Mégaferme aux 140 000 poules : ils refusent l’industrialisation de leur campagne

Plus de 160 personnes ont manifesté conte un projet de mégapoulailler dans la Vienne, le 29 novembre 2025.

Dans la Vienne, des habitants de Celle-Lévescault ont manifesté le 29 novembre contre l’installation d’une ferme-usine de 140 000 poules. Ils dénoncent un projet « démesuré », symbole d’une « industrialisation » des campagnes.

Celle-Lévescault (Vienne), reportage

Pour dire « non à la ferme-usine » du hameau de Vaugeton, plus de 160 personnes ont marché, sous la pluie, depuis la mairie de Celle-Lévescault jusqu’à l’exploitation, le 29 novembre. Une marche qui s’inscrivait dans le cadre de la semaine européenne d’action contre les fermes-usines.

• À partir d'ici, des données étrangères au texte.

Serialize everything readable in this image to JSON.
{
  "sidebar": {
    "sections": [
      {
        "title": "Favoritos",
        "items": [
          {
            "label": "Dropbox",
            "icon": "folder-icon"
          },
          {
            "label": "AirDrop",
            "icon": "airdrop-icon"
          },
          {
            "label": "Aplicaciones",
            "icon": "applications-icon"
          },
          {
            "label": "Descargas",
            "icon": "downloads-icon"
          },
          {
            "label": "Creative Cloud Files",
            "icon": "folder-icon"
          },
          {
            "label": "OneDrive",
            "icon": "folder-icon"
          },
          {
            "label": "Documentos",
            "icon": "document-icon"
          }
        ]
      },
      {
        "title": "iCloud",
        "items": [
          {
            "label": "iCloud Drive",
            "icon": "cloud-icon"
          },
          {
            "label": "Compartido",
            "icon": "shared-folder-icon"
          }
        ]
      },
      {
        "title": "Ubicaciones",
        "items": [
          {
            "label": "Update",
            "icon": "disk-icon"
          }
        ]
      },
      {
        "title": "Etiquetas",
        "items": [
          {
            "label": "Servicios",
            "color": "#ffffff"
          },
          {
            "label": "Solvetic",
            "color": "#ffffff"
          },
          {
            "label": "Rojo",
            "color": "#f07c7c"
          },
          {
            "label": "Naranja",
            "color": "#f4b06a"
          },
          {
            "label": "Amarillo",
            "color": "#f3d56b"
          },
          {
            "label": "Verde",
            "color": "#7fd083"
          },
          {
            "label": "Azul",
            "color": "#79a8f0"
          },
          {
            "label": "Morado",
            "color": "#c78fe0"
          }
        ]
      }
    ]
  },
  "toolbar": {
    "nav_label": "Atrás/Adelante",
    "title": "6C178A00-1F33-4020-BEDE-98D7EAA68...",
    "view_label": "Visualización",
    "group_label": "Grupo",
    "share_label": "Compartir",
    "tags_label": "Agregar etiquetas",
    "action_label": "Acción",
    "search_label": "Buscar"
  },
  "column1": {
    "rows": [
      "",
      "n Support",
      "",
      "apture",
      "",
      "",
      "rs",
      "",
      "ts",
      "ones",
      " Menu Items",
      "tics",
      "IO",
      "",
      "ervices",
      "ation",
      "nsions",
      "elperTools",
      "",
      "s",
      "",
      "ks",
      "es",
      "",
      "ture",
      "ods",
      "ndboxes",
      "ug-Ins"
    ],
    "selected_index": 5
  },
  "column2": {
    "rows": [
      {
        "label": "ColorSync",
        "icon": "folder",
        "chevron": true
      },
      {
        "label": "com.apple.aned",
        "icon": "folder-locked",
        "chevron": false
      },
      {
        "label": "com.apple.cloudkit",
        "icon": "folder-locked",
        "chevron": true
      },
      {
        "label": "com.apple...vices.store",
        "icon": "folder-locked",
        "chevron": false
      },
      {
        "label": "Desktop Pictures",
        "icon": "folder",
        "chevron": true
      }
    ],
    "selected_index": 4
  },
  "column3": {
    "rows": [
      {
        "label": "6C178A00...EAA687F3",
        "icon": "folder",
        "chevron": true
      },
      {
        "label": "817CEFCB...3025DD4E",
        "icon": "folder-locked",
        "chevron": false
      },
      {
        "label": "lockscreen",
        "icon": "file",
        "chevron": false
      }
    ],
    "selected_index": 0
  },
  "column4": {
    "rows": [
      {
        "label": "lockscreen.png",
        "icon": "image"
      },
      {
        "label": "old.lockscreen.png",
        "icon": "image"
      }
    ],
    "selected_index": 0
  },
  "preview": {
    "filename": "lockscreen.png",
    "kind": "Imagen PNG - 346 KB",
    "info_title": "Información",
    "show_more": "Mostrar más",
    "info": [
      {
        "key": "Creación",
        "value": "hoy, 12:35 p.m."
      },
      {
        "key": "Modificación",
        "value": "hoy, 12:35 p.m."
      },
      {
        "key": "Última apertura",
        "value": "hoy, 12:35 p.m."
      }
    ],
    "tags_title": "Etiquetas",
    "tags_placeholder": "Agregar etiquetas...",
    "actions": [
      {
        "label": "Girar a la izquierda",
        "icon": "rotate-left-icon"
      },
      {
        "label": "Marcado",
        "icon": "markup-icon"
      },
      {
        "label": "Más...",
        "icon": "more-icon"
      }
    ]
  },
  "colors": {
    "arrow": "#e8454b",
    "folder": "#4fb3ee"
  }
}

En octobre, l’entreprise CN Œuf a obtenu l’autorisation de la préfecture de Vienne pour lancer ce poulailler géant, qui sera capable d’accueillir plus de 140 000 poules pondeuses réparties dans quatre bâtiments pour produire plus de 46 millions d’œufs chaque année. 

Un projet jugé « démesuré » qui mobilise les riverains, constitués en association (Bien vivre à Celle-Lévescault), des organisations de défense de l’environnement, comme Greenpeace et la coalition contre les fermes-usines Rafu, et des syndicats comme la Confédération paysanne, Solidaires et la CGT, présents à la manifestation. L’association Bien vivre à Celle-Lévescault et le maire ont annoncé qu’ils déposeront un recours.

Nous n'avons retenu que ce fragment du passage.